Auf seiner gut drei Kilometer breiten Spur der Verwüstung, die mitten durch ein Wohngebiet führte, hatte der Wirbelsturm eine Grundschule komplett dem Boden gleichgemacht. Gerichtsmediziner bestätigten den Tod von neun Kindern. 75 meist jüngere Schüler und Lehrer hätten in der Schule Zuflucht gesucht, als der Tornado am Montag gegen 15 Uhr die 55.000 Einwohner zählende Vorstadt traf. In den Stunden danach wurden viele überlebende Kinder aus den Trümmern geborgen.
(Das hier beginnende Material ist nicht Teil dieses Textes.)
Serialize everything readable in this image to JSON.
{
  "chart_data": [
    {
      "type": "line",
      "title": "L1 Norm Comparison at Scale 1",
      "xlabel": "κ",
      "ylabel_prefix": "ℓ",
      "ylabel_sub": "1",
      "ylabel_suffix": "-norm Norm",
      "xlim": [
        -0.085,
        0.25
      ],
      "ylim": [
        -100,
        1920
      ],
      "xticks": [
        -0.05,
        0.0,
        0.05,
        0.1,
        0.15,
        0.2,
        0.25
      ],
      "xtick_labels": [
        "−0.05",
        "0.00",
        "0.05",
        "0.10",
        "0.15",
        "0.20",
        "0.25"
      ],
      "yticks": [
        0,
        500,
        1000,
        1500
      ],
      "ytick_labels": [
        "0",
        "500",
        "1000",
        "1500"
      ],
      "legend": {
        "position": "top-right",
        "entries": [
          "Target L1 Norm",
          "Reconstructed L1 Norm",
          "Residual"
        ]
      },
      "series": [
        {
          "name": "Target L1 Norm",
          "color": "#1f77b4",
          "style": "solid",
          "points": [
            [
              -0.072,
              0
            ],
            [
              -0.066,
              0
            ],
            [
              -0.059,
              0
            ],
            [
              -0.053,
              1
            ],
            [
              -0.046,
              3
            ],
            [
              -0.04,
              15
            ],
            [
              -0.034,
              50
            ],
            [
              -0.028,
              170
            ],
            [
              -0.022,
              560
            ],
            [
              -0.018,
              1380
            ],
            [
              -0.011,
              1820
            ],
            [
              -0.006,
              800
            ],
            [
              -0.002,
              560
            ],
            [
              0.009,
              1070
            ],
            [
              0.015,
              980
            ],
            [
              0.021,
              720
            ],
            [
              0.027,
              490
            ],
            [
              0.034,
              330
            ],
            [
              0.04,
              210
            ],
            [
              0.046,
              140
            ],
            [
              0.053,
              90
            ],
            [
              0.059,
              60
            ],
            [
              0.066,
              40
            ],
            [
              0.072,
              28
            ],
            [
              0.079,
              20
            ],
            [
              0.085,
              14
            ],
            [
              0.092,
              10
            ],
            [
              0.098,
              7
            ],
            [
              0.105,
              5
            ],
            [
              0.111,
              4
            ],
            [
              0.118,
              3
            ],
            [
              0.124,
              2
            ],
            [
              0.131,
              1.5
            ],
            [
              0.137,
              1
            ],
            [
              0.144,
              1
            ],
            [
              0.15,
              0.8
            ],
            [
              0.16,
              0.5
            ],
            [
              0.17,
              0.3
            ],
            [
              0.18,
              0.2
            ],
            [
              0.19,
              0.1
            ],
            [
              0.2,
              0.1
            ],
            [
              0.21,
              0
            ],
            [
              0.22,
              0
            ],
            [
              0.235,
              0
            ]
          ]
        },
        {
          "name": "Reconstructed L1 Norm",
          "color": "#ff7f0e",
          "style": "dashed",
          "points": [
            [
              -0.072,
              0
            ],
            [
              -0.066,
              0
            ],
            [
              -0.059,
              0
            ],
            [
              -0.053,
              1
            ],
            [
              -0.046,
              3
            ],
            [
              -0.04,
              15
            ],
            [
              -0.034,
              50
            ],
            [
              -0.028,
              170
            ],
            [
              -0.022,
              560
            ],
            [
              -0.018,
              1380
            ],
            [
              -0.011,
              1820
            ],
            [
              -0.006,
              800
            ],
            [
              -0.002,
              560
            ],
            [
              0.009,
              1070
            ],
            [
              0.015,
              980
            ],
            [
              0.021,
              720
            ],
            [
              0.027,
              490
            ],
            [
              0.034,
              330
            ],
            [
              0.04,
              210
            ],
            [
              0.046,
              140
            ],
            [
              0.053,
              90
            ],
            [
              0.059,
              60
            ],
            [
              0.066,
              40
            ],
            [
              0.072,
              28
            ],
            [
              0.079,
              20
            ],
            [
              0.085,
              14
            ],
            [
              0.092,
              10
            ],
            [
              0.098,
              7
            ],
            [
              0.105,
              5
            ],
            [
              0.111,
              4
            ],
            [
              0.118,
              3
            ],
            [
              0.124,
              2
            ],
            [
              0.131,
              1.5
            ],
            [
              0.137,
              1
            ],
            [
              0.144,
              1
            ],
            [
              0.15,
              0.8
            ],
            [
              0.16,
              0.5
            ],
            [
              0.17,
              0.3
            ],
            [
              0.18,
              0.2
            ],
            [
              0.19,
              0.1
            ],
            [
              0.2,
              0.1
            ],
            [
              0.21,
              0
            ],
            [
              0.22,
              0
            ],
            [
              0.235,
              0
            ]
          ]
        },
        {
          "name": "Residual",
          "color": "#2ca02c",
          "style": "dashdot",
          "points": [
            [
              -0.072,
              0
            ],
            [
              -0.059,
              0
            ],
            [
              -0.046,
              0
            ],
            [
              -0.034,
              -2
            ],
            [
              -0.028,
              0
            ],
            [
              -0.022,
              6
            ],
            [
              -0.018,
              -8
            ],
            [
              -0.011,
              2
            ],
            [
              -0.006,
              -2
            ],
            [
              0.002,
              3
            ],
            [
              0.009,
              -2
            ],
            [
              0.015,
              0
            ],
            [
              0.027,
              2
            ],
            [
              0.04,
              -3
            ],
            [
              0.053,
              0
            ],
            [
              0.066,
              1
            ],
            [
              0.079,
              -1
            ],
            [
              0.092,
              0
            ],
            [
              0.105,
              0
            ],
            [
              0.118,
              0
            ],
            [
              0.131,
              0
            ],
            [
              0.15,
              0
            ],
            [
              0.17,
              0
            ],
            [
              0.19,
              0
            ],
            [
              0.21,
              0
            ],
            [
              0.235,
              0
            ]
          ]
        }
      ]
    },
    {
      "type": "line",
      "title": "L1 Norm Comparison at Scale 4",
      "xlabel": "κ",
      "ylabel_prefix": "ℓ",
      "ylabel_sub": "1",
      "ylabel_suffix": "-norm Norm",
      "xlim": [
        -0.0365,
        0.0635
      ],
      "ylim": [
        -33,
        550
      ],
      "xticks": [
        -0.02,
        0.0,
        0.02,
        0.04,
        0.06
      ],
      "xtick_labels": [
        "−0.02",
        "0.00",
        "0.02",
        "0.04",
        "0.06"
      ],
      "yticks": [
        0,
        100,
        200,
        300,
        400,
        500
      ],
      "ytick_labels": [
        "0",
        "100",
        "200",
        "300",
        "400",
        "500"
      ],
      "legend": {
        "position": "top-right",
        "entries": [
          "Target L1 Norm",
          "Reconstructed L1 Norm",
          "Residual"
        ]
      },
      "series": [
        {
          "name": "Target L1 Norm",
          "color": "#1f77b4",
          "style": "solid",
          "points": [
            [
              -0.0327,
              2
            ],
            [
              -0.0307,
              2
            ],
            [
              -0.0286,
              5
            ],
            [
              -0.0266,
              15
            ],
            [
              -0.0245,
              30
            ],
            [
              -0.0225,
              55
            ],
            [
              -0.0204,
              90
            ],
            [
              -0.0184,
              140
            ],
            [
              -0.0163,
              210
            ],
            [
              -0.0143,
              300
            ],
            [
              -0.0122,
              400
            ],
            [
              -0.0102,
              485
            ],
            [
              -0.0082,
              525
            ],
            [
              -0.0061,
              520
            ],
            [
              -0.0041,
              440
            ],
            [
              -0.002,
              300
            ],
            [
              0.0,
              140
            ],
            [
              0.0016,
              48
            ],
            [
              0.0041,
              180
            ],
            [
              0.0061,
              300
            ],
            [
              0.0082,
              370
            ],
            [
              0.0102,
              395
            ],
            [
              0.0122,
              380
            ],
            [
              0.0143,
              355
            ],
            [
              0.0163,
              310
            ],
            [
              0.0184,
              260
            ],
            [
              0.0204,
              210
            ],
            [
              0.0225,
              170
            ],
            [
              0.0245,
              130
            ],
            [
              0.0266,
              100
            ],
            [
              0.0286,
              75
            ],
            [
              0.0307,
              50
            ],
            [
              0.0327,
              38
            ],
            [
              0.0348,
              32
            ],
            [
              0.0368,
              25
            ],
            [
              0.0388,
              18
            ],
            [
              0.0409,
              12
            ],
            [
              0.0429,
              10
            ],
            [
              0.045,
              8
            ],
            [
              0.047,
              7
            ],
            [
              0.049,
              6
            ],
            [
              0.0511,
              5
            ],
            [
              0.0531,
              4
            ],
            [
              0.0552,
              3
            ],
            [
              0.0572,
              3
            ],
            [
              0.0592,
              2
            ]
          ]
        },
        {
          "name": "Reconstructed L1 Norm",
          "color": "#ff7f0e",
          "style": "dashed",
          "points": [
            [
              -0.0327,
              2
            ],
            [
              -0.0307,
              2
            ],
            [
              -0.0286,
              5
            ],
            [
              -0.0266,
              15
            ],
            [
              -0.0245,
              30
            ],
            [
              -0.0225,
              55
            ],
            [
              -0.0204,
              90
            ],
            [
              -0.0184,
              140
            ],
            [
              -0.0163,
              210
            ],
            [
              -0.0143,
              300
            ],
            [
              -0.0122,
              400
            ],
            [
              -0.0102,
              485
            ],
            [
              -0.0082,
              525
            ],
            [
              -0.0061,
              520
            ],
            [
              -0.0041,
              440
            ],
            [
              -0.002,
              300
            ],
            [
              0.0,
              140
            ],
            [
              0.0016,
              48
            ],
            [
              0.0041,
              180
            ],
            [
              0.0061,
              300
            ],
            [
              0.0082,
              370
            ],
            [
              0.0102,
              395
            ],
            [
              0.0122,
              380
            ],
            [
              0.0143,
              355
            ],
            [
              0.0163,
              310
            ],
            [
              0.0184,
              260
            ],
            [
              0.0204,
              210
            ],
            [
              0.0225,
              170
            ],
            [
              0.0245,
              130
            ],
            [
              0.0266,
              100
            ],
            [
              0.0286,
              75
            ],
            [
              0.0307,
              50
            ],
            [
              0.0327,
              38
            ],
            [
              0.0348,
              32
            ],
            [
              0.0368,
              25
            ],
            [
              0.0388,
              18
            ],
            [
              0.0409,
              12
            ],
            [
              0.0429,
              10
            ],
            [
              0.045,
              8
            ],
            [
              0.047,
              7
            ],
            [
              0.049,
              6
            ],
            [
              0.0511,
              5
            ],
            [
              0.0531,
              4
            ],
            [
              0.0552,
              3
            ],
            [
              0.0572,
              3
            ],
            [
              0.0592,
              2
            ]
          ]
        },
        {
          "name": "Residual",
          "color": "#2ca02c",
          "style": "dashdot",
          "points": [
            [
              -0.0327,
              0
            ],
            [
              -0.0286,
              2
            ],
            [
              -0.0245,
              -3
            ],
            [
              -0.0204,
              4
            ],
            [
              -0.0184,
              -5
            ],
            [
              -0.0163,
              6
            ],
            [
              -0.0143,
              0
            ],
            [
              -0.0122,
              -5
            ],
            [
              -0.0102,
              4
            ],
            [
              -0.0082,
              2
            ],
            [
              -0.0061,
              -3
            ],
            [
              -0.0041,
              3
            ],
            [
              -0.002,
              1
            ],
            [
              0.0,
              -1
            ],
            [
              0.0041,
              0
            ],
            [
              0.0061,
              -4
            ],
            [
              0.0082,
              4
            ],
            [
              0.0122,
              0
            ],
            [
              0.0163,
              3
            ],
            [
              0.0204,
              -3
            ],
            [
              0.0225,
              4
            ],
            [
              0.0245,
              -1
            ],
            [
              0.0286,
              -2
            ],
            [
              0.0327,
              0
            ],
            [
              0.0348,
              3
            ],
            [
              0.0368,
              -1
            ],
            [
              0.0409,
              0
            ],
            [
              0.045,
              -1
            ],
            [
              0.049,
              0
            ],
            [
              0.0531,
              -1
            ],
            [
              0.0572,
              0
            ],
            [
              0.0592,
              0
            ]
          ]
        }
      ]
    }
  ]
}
Zwischen der Warnung des Wetterdienstes bis zu dem Moment, als der Rüssel des Sturms auf den Boden stieß, seien nur 16 Minuten geblieben, schreibt die New York Times. Dann raste der Trichter mit 300 Kilometern pro Stunde auf die Ortschaften nahe Oklahoma-City zu. Dann habe er mehr als 30 Kilometer zurückgelegt und die Städte Newcastle und Moore getroffen.

Und noch immer scheint die Gefahr neuer Wirbelstürme in der Region nicht gebannt. Der 'National Weather Service' ('Nationaler Wetter Dienst') gab erneut eine Unwetterwarnung für Texas bis Michigan, den Südwesten von Arkansas und den Nordwesten von Louisiana heraus. "Wir könnten eine dritte Runde bekommen", sagte CNN-Meteorologe Ivan Cabrera.

"Die ganze Stadt sieht aus wie ein Trümmerfeld"

Mehr als 300 Häuser seien zerstört worden, hieß es. In Moore brach die öffentliche Infrastruktur zusammen. Es gab kein fließendes Wasser. Nur Generatoren lieferten noch Strom. Gasgeruch lag in der Luft, nachdem Leitungen gerissen waren. Weil die Straßenbeleuchtung ausfiel, lagen die Trümmer in der Dunkelheit. Das verlangsamte die Suche nach Verschütteten, berichtete KFOR-TV. Rettungskräfte und Einwohner suchten mit Taschenlampen verzweifelt weiter.

"Die ganze Stadt sieht aus wie ein Trümmerfeld", sagte Moores Bürgermeister Glenn Lewis in einem TV-Interview. "Genau wie in dem Katastrophenfilm 'Twister', beschrieb ein Augenzeuge dem Sender CNN das Wirbelsturm-Chaos. Eine Frau erzählte, dass von ihrem Haus nur eine Wand stehen geblieben sei. "Alles andere ist weg", sagte die Augenzeugin unter Tränen.

Nach vorläufigen Berechnungen der Wetterbehörde hatte der Tornado die Stärke F4 - die zweithöchste Stufe auf der Schadensskala der Wirbelstürme. Bereits zum dritten Mal innerhalb von 15 Jahren wurde die Kleinstadt Moore nun von einem großen Tornado getroffen. Am 3. Mai 1999 tötete ein Wirbelsturm der Klasse F-5, der höchsten Kategorie, 36 Menschen. Der zweite Tornado schlug am 8. Mai 2003 zu, verursachte aber nur Sachschäden.